Crepes Parmentier a la Küchenschabe
300 g mehlige, gekochte Kartoffeln
200 ml Milch
100 g Mehl
2 Eier
Prise Salz
Prise Zucker
Die Kartoffeln passieren. Die Eier mit Mehl und Milch verrühren. Die passierten Kartoffeln zum Teig geben, eine Prise Salz und eine Prise Zucker zugeben. Und jetzt kommt das "a-la-Küchenschabe": Vor einigen Jahren habe ich mir ein Poffertjes-Gerät gekauft, das auf dem Foto unten zu sehen ist.
So richtig genutzt habe ich es bis jetzt noch nicht. Poffertjes sind eine niederländische Spezialität, eine Art Mini-Palatschinke. Ich habe die Crepes Parmentier - allerdings winzig kleine Crepes - damit gemacht und bin jetzt sehr zufrieden mit dem Gerät.
Alle die nur eine Pfanne besitzen, geben den Teig löffelweise in die heiße Pfanne und braten kleine Fladen, die aber durchaus etwas größer als meine ausfallen dürfen. Ich habe die Vertiefungen in meinem Poffertjes-Gerät ein bisschen bebuttert und die winzigen Crepes ein paar Minuten beidseitig braun gebraten - sehr praktisch! Dazu gab es noch karamellisierten Tardivo. Und eine Flasche Chateau Charmail 2004 aus dem Haut-Médoc - in Ermangelung eines Burgunders. Es hat fantastisch geschmeckt. Genausogut wie damals in Frankreich, zumindest glaube ich das. Nächstes Mal probiere ich das Rezept mit einem einheimischen Sulmtaler Hendl.

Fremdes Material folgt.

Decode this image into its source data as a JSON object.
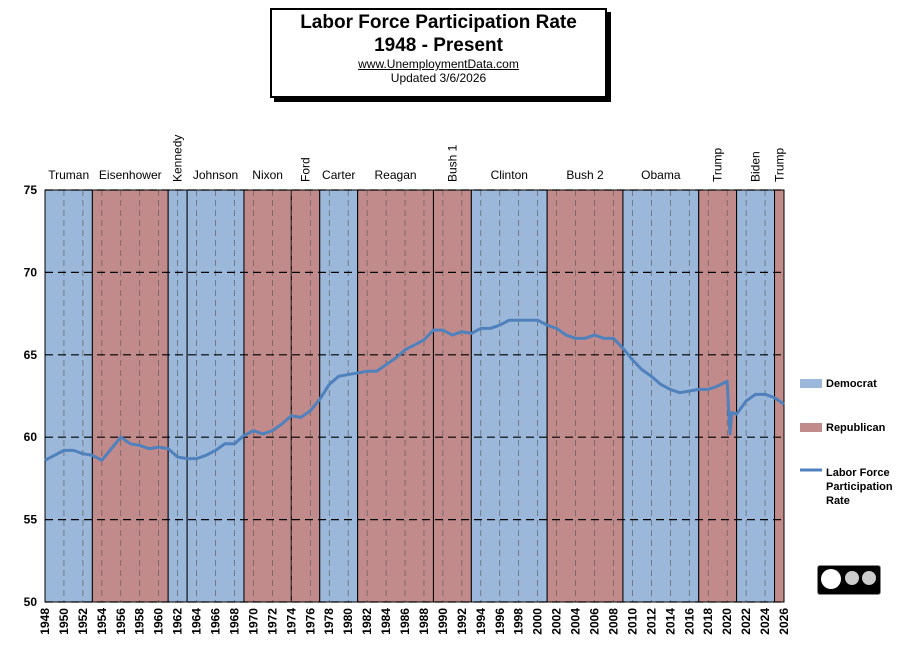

Da ein ganzes Bresse-Huhn für zwei Personen doch etwas viel ist, habe ich am nächsten Tag Bresse-Huhn-Geschnetzeltes in der übriggebliebenen Sauce mit Tagliatelle und Salat serviert. Eine Delikatesse!
Nachtrag zur Bio-Huhn-Diskussion: Das Bresse-Huhn ist stets ein Freilandhuhn (pro Huhn mindestens zehn Quadratmeter!), sagt Wikipedia. Es wird mit Kukuruz oder Buchweizen gefüttert und direkt beim Züchter geschlachtet. Das Mindestschlachtalter beträgt vier Monate. Die letzten zehn Tage wird das Huhn bei Dunkelheit gemästet und Milch zugefüttert. Bis auf die letzten zehn Tage hat es das Huhn also ziemlich gut. Eline meint, die Mast zum Schluss müsste nicht sein und dieser Meinung kann ich mich vorbehaltlos anschließen, selbst auf die Gefahr hin, dass das Huhn dann nicht mehr ganz so königlich schmeckt.